No progress has been reported in the second round of the peace negotiations between the Afghan government and the Taliban that started on January 5 in Doha.

Considering the Taliban as “part of the reality” in Afghanistan, Iranian Foreign Minister Mohammad Javad Zarif told the Taliban delegation that Iran is ready to mediate in the stalled peace talks.

Future Afghanistan

Colin Clarke, a senior fellow at the Soufan Center, a global security research group, said countries in the region are preparing for the U.S. pullout.

“The U.S. is going to withdraw and they are preparing for what would happen next,” he said.

Clarke added that by cultivating closer ties with the Taliban, the “Iranian regime is looking for different ways to exert their own influence and to have a greater say in the politics of Afghanistan.”

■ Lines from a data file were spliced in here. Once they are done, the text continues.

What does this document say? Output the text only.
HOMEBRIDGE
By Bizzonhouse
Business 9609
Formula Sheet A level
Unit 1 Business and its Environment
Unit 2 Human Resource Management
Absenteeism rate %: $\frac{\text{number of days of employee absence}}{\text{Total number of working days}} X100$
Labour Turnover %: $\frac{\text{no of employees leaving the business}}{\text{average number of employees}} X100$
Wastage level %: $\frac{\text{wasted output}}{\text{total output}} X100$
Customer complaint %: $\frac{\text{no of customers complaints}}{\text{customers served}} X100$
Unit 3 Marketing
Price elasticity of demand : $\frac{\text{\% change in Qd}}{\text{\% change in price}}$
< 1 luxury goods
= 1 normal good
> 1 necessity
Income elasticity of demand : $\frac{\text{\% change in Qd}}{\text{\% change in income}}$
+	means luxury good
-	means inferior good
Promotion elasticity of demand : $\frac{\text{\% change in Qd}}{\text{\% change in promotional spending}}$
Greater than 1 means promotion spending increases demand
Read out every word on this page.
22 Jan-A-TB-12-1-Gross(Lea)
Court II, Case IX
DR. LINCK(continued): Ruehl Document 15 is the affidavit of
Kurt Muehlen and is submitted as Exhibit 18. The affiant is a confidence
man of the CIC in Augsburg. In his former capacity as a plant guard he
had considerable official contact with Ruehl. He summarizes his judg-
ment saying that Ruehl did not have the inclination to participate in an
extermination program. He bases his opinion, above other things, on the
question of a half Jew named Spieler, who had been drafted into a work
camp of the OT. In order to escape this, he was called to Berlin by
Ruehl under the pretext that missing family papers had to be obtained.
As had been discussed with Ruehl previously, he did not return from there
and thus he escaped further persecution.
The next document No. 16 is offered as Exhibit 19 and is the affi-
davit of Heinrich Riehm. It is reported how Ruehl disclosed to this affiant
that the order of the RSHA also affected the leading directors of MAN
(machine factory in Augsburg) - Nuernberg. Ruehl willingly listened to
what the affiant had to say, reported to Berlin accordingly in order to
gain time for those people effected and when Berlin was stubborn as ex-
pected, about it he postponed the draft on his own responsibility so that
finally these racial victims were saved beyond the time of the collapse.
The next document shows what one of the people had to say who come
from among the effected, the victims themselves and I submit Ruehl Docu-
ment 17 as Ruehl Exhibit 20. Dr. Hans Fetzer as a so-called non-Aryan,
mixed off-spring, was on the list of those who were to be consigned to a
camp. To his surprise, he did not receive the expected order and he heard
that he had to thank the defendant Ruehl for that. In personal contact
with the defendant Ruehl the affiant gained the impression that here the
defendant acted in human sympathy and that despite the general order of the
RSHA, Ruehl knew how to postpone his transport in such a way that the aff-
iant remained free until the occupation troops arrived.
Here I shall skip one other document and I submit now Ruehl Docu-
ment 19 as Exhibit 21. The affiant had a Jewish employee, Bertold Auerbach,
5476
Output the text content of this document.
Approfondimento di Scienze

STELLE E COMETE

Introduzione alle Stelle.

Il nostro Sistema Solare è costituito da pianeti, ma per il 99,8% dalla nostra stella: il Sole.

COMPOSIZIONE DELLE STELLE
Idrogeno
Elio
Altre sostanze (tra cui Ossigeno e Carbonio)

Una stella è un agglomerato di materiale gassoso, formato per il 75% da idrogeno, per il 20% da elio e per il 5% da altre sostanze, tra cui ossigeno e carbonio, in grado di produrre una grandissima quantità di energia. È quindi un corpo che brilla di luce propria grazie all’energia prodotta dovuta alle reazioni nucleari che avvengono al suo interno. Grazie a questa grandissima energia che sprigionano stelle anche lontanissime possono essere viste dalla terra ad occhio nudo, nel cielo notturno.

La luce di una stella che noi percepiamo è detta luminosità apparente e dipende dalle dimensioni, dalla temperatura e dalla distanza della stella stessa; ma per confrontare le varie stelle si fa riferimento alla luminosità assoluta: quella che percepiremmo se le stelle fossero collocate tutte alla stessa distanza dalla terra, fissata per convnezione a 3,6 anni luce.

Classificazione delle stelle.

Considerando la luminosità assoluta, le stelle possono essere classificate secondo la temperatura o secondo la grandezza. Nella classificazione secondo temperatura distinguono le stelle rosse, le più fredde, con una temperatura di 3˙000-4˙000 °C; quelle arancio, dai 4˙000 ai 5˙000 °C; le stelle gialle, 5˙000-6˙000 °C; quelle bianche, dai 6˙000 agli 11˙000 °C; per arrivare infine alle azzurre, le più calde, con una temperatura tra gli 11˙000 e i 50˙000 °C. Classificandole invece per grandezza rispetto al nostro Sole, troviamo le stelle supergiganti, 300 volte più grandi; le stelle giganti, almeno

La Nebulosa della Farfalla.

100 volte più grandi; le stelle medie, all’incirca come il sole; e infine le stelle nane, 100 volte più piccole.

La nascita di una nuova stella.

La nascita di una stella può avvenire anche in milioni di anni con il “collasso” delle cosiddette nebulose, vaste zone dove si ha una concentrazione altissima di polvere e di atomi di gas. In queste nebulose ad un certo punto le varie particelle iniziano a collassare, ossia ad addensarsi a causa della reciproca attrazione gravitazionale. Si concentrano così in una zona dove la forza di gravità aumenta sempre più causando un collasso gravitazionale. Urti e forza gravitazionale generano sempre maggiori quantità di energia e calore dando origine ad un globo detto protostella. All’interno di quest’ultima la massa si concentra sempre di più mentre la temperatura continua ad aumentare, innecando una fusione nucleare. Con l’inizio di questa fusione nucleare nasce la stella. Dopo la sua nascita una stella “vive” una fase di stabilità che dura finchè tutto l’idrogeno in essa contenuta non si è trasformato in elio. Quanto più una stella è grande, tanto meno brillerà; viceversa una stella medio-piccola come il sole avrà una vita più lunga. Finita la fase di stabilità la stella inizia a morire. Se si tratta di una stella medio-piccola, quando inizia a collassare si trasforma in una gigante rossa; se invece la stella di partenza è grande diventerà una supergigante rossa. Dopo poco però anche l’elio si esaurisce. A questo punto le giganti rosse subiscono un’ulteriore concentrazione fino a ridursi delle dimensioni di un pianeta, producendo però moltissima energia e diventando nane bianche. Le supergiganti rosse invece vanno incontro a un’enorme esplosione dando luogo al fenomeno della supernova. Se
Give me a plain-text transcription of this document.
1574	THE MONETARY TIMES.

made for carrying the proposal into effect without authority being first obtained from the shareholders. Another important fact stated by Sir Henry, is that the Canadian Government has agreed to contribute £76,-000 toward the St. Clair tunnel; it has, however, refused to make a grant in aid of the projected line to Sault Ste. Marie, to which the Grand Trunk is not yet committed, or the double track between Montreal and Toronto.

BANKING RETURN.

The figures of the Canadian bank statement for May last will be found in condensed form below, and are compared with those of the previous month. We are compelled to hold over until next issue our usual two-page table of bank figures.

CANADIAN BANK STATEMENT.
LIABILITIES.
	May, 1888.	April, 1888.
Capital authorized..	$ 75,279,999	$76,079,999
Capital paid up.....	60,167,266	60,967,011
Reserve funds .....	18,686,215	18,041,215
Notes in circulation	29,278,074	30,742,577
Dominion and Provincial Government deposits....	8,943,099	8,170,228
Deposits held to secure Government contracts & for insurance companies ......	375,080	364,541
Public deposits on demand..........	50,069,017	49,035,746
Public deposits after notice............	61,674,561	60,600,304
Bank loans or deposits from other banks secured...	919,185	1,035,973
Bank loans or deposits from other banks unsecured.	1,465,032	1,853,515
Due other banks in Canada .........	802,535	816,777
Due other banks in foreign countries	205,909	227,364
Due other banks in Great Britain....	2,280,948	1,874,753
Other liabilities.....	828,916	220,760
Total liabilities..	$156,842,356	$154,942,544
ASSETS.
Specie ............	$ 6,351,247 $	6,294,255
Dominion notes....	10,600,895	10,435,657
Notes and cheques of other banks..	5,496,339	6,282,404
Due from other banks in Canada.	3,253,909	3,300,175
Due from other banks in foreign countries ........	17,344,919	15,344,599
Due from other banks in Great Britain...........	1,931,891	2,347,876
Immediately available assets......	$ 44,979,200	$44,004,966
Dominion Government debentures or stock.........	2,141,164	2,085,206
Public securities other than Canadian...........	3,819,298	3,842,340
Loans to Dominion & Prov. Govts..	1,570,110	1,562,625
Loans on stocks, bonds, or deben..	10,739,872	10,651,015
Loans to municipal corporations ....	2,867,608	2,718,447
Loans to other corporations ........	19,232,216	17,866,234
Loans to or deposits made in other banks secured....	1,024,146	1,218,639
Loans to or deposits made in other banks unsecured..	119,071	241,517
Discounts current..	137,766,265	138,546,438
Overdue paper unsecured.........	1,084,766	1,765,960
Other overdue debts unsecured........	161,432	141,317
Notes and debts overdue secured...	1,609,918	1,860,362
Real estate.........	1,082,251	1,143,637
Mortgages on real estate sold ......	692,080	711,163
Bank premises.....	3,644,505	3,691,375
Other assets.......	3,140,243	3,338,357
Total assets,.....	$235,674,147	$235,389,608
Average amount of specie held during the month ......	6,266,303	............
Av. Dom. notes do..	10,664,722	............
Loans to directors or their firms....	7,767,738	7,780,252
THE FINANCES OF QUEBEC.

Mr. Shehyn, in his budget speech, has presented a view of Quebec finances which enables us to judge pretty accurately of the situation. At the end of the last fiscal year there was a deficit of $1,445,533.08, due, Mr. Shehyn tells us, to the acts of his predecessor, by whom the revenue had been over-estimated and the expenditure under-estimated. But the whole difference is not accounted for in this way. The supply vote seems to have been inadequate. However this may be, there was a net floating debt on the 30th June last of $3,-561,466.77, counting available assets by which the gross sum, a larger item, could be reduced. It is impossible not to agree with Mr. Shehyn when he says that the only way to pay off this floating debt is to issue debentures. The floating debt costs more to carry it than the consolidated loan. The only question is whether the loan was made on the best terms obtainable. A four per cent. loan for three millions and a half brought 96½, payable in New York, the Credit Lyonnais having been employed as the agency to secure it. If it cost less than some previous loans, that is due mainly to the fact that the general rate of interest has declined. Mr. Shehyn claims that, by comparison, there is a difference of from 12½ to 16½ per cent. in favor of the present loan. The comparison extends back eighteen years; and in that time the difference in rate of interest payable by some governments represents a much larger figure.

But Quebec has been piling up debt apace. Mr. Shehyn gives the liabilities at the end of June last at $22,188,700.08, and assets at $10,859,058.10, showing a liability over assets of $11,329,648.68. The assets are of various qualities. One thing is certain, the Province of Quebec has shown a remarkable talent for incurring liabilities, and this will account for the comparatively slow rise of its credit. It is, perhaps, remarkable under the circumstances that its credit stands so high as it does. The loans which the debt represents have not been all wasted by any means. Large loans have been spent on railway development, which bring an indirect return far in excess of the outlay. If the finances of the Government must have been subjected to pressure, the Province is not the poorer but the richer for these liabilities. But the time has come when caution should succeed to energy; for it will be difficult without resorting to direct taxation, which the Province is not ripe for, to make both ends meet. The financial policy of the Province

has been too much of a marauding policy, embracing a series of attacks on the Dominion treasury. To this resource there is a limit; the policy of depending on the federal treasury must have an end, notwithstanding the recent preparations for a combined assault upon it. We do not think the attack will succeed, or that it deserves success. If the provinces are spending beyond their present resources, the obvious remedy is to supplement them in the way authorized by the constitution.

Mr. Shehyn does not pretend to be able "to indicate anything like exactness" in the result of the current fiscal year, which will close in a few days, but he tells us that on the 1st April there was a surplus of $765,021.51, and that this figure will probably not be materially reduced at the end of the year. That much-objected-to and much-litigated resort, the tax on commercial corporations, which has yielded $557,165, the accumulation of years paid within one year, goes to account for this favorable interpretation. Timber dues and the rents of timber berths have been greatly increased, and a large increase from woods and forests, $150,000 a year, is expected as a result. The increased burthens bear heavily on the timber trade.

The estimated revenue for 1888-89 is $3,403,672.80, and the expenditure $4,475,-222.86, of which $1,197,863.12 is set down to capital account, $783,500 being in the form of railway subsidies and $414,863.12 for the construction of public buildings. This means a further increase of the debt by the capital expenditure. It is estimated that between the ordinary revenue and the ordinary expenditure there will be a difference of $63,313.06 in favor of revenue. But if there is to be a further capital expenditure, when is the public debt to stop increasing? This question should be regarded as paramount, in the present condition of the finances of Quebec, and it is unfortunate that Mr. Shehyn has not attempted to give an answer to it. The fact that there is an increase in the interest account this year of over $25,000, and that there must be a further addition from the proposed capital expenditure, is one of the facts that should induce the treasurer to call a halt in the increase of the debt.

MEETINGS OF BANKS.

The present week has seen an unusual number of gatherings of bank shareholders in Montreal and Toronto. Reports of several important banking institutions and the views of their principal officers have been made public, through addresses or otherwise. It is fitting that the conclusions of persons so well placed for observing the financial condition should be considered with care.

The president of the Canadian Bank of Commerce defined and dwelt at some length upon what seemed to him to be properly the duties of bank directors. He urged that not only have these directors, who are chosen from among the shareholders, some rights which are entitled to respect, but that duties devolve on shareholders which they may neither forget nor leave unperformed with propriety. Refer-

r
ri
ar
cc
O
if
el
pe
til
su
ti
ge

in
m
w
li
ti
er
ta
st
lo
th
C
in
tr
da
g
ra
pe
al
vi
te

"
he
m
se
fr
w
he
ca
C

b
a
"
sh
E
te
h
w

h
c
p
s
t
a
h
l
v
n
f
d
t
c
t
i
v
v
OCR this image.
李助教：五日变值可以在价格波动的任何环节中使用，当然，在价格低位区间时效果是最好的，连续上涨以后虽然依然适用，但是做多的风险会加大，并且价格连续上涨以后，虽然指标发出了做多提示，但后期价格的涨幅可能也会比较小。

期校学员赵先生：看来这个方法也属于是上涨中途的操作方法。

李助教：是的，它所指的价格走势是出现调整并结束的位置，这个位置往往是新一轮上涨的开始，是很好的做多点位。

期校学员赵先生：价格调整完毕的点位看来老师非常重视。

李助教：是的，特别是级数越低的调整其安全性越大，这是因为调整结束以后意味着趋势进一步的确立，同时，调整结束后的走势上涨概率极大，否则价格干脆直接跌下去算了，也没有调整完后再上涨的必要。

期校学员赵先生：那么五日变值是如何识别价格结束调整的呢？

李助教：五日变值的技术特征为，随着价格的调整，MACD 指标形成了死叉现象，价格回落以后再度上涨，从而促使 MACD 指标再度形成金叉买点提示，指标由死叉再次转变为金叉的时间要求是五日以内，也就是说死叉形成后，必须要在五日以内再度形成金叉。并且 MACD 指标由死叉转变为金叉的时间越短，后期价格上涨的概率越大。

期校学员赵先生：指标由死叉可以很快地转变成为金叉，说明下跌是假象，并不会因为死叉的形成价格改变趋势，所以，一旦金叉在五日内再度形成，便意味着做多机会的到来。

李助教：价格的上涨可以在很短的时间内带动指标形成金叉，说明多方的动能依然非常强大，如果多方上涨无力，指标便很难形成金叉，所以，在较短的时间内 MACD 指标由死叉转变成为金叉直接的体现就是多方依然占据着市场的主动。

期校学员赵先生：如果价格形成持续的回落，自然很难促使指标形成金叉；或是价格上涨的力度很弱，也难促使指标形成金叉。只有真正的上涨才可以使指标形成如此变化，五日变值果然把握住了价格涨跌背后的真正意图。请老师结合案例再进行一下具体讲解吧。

Iran has been a key player in the decadeslong conflict in Afghanistan. Iran shares a long border, about 920 kilometers, with Afghanistan. There are about 3 million Afghans in Iran.

After meeting the Taliban’s delegation, the secretary of Iran’s Supreme National Security Council, Ali Shamkhani, in a tweet on January 27 praised the Taliban leaders for being “determined” in their fight against the U.S.

Responding to Shamkhani’s tweet, Afghan Chief of General Staff General Mohammad Yasin Zia, referring to the surge in violence in recent months, said, “The Taliban [group] is fighting against the people of Afghanistan, not against [the] U.S.”

Kabul-based political analyst Najib Azad told VOA that Shamakhani’s remarks show that “there is no regional consensus about the Afghan peace process, and it is possible that it will sabotage the peace process.”

He added that the new U.S. administration should “pay serious attention” to the regional dynamics of the conflict in Afghanistan.

VOA’s Afghanistan Service contributed to this report.